With GPG you can make a signature for a file. This signature is unique, because your signature can only be made with your private key. This means that other people can check whether the file was really sent by you, and whether it was in any way altered or not. Files can be signed with the --detach-sign parameter. Let us look at an example. This command will make a signature for the memo.txt file. The signature will be stored in memo.txt.sig.

$ gpg --output memo.txt.sig --detach-sign memo.txt

You need a passphrase to unlock the secret key for
user: "John Doe (Work) <>"
2048-bit RSA key, ID 8D080768, created 2004-07-16

Enter passphrase:

As you can see, GnuPG will ask you to enter the password for your private key. After you have entered the right key the signature file (memo.txt.sig) will be created.

You can verify a file with its signature using the --verify parameter. Specify the signature file as a parameter to the --verify parameter. The file that needs to be verified can be specified as the final parameter:

$  gpg --verify memo.txt.sig memo.txt
gpg: Signature made Tue Jul 20 23:47:45 2004 CEST using RSA key ID 8D080768
gpg: Good signature from "John Doe (Work) <>"

This will confirm that the file was indeed signed by John Doe (Work) <>, with the key 8D080768, and that the file is unchanged. Suppose the file was changed, GnuPG would have complained about it loudly:

$ gpg --verify memo.txt.sig memo.txt
gpg: Signature made Tue Jul 20 23:47:45 2004 CEST using RSA key ID 8D080768
gpg: BAD signature from "John Doe (Work) <>"

8.7.5. Encryption

One of the main features of GnuPG is encryption. Due to its use of asymmetric cryptography, the person who encrypts a file and the person who decrypts a file do not need to share a key. You can encrypt a file with the private key of another person, and she can decrypt it with her private key. You can encrypt files with the --encrypt. If you do not specify a user ID for which the file should be encrypted, GnuPG will prompt for the user ID. You can specify the user ID with the -r parameter. In the following example, the file secret.txt will be encrypted for another person named John Doe:

$ gpg --encrypt -r "John Doe" secret.txt

The user ID is quoted with double quotes for making sure that the ID is interpreted as a single program argument. After the encryption is completed, the encrypted version of the file will be available as secret.txt.gpg.

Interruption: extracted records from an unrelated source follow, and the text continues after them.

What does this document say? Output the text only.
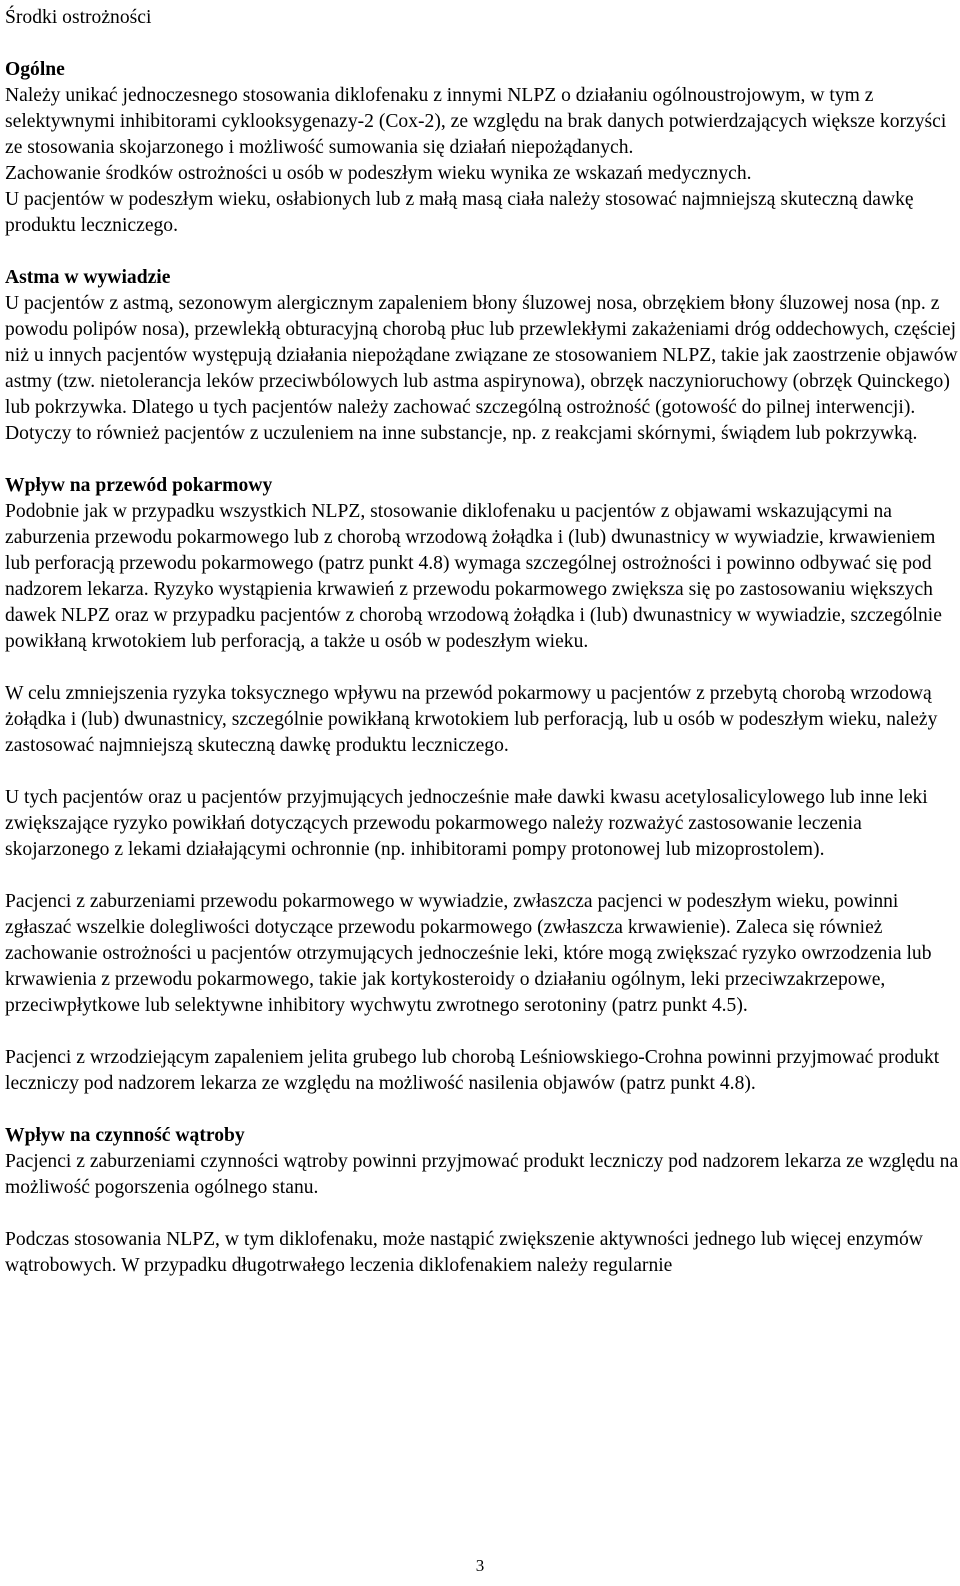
Środki ostrożności
Ogólne

Należy unikać jednoczesnego stosowania diklofenaku z innymi NLPZ o działaniu ogólnoustrojowym, w tym z selektywnymi inhibitorami cyklooksygenazy-2 (Cox-2), ze względu na brak danych potwierdzających większe korzyści ze stosowania skojarzonego i możliwość sumowania się działań niepożądanych.

Zachowanie środków ostrożności u osób w podeszłym wieku wynika ze wskazań medycznych.

U pacjentów w podeszłym wieku, osłabionych lub z małą masą ciała należy stosować najmniejszą skuteczną dawkę produktu leczniczego.

Astma w wywiadzie

U pacjentów z astmą, sezonowym alergicznym zapaleniem błony śluzowej nosa, obrzękiem błony śluzowej nosa (np. z powodu polipów nosa), przewlekłą obturacyjną chorobą płuc lub przewlekłymi zakażeniami dróg oddechowych, częściej niż u innych pacjentów występują działania niepożądane związane ze stosowaniem NLPZ, takie jak zaostrzenie objawów astmy (tzw. nietolerancja leków przeciwbólowych lub astma aspirynowa), obrzęk naczynioruchowy (obrzęk Quinckego) lub pokrzywka. Dlatego u tych pacjentów należy zachować szczególną ostrożność (gotowość do pilnej interwencji). Dotyczy to również pacjentów z uczuleniem na inne substancje, np. z reakcjami skórnymi, świądem lub pokrzywką.

Wpływ na przewód pokarmowy

Podobnie jak w przypadku wszystkich NLPZ, stosowanie diklofenaku u pacjentów z objawami wskazującymi na zaburzenia przewodu pokarmowego lub z chorobą wrzodową żołądka i (lub) dwunastnicy w wywiadzie, krwawieniem lub perforacją przewodu pokarmowego (patrz punkt 4.8) wymaga szczególnej ostrożności i powinno odbywać się pod nadzorem lekarza. Ryzyko wystąpienia krwawień z przewodu pokarmowego zwiększa się po zastosowaniu większych dawek NLPZ oraz w przypadku pacjentów z chorobą wrzodową żołądka i (lub) dwunastnicy w wywiadzie, szczególnie powikłaną krwotokiem lub perforacją, a także u osób w podeszłym wieku.

W celu zmniejszenia ryzyka toksycznego wpływu na przewód pokarmowy u pacjentów z przebytą chorobą wrzodową żołądka i (lub) dwunastnicy, szczególnie powikłaną krwotokiem lub perforacją, lub u osób w podeszłym wieku, należy zastosować najmniejszą skuteczną dawkę produktu leczniczego.

U tych pacjentów oraz u pacjentów przyjmujących jednocześnie małe dawki kwasu acetylosalicylowego lub inne leki zwiększające ryzyko powikłań dotyczących przewodu pokarmowego należy rozważyć zastosowanie leczenia skojarzonego z lekami działającymi ochronnie (np. inhibitorami pompy protonowej lub mizoprostolem).

Pacjenci z zaburzeniami przewodu pokarmowego w wywiadzie, zwłaszcza pacjenci w podeszłym wieku, powinni zgłaszać wszelkie dolegliwości dotyczące przewodu pokarmowego (zwłaszcza krwawienie). Zaleca się również zachowanie ostrożności u pacjentów otrzymujących jednocześnie leki, które mogą zwiększać ryzyko owrzodzenia lub krwawienia z przewodu pokarmowego, takie jak kortykosteroidy o działaniu ogólnym, leki przeciwzakrzepowe, przeciwpłytkowe lub selektywne inhibitory wychwytu zwrotnego serotoniny (patrz punkt 4.5).

Pacjenci z wrzodziejącym zapaleniem jelita grubego lub chorobą Leśniowskiego-Crohna powinni przyjmować produkt leczniczy pod nadzorem lekarza ze względu na możliwość nasilenia objawów (patrz punkt 4.8).

Wpływ na czynność wątroby

Pacjenci z zaburzeniami czynności wątroby powinni przyjmować produkt leczniczy pod nadzorem lekarza ze względu na możliwość pogorszenia ogólnego stanu.

Podczas stosowania NLPZ, w tym diklofenaku, może nastąpić zwiększenie aktywności jednego lub więcej enzymów wątrobowych. W przypadku długotrwałego leczenia diklofenakiem należy regularnie

3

The user who receives the file can decrypt it with the --decrypt parameter of the gpg command:

$ gpg --output secret.txt --decrypt secret.txt.gpg 

You need a passphrase to unlock the secret key for
user: "John Doe (Work) <>"
2048-bit RSA key, ID 8D080768, created 2004-07-16 (main key ID EC3ED1AB)

Enter passphrase:

gpg: encrypted with 2048-bit RSA key, ID 8D080768, created 2004-07-16
      "John Doe (Work) <>"

In this example the --output parameter is used store the decrypted content in secret.txt.